Kristin Gigli is serving on the National Academy of Medicine’s Committee on the Pediatric Subspecialty Workforce and Its Impact on Child Health and Well-Being. The committee will examine how the pediatric workforce has evolved over time in general pediatrics and pediatric subspecialties, including a focus on diversity and geographic distribution, gaps in the pediatric workforce that may hinder optimal outcomes for pediatric patients, and strategies and technologies to ensure equitable patient access to pediatric expertise, among other topics.
Over the past five years, the number of medical students pursuing a career in pediatrics has declined, even as the number of pediatric positions available has increased. It’s considered the only major medical discipline experiencing this shortage. In addition, pediatric specialties such as pulmonology and child abuse aftercare now have 20% to 40% more jobs available than applicants.

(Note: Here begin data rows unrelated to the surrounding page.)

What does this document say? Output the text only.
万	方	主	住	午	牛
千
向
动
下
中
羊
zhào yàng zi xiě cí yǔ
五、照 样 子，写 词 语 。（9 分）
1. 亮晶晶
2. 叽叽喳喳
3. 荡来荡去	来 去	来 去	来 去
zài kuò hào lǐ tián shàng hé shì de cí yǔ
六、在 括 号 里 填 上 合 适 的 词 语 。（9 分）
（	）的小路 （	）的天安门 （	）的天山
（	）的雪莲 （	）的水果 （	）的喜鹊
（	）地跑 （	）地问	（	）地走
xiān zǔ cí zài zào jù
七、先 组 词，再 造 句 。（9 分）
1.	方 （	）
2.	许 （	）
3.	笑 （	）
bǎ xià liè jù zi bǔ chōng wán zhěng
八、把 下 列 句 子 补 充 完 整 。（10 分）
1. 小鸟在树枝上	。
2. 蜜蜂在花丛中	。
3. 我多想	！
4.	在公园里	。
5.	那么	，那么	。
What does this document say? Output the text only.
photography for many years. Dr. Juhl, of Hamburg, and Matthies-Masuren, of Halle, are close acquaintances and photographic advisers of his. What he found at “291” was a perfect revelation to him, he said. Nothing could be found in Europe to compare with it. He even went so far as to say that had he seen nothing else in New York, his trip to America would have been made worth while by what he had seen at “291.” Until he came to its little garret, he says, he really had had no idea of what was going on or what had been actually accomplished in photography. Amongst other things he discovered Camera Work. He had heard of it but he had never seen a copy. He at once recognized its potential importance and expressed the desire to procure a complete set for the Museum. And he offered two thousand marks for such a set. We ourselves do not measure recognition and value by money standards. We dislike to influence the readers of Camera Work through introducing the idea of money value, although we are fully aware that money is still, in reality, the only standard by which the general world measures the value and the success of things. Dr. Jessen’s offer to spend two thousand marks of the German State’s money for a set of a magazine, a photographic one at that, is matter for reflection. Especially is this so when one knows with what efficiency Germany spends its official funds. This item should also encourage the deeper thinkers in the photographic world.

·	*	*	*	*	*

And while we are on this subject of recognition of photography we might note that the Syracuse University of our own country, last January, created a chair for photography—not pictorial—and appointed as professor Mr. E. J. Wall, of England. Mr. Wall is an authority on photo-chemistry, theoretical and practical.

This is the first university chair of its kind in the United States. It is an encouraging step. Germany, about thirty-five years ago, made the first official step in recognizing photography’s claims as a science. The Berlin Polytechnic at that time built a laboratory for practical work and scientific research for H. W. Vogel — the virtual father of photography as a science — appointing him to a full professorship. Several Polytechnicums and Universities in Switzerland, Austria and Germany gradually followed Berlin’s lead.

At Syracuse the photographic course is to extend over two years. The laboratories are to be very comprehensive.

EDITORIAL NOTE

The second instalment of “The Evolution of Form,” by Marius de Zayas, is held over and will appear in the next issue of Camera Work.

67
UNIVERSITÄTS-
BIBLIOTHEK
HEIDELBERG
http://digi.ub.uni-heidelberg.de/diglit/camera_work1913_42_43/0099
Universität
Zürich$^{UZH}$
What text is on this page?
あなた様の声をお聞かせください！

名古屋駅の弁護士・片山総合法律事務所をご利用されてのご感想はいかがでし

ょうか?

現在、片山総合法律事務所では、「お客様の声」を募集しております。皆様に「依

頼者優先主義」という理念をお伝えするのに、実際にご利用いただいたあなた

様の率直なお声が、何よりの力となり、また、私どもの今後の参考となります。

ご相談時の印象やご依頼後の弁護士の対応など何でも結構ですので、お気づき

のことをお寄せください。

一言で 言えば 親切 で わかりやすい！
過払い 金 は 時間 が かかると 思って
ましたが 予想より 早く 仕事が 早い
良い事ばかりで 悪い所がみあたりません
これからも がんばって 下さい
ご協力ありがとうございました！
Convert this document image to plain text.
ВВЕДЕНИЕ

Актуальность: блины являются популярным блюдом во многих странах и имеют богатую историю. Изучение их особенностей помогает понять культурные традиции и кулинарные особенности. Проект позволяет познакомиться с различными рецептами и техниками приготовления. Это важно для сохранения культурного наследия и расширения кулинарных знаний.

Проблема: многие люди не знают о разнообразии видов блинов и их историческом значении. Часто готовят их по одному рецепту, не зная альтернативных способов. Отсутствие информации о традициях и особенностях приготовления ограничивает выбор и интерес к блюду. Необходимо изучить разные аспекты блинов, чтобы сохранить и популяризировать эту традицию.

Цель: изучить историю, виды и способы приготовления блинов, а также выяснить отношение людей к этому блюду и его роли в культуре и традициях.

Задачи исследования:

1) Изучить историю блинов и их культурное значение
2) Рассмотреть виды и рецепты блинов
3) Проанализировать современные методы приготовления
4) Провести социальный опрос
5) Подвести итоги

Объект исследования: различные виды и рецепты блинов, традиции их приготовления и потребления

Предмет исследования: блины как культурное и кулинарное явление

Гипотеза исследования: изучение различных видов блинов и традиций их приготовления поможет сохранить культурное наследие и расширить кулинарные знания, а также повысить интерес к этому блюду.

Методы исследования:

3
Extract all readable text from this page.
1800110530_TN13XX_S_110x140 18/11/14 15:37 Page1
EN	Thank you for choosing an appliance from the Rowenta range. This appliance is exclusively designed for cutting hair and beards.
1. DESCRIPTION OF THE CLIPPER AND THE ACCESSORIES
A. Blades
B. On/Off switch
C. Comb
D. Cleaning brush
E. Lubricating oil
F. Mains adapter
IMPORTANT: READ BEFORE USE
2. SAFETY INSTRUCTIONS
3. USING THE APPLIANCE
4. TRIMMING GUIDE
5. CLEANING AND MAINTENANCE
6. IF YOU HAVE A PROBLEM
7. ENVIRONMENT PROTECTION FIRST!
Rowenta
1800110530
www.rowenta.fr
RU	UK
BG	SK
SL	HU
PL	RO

The committee will recommend strategies and actions to ensure an adequate pediatric clinical and research workforce to support broad access to high-quality care and a robust research portfolio to advance the care of all children and youth.
“It's exciting for me to bring my expertise as a nurse practitioner to this report,” Gigli said. “I have been part of the workforce group that has been building momentum toward getting this report put together and off the ground.”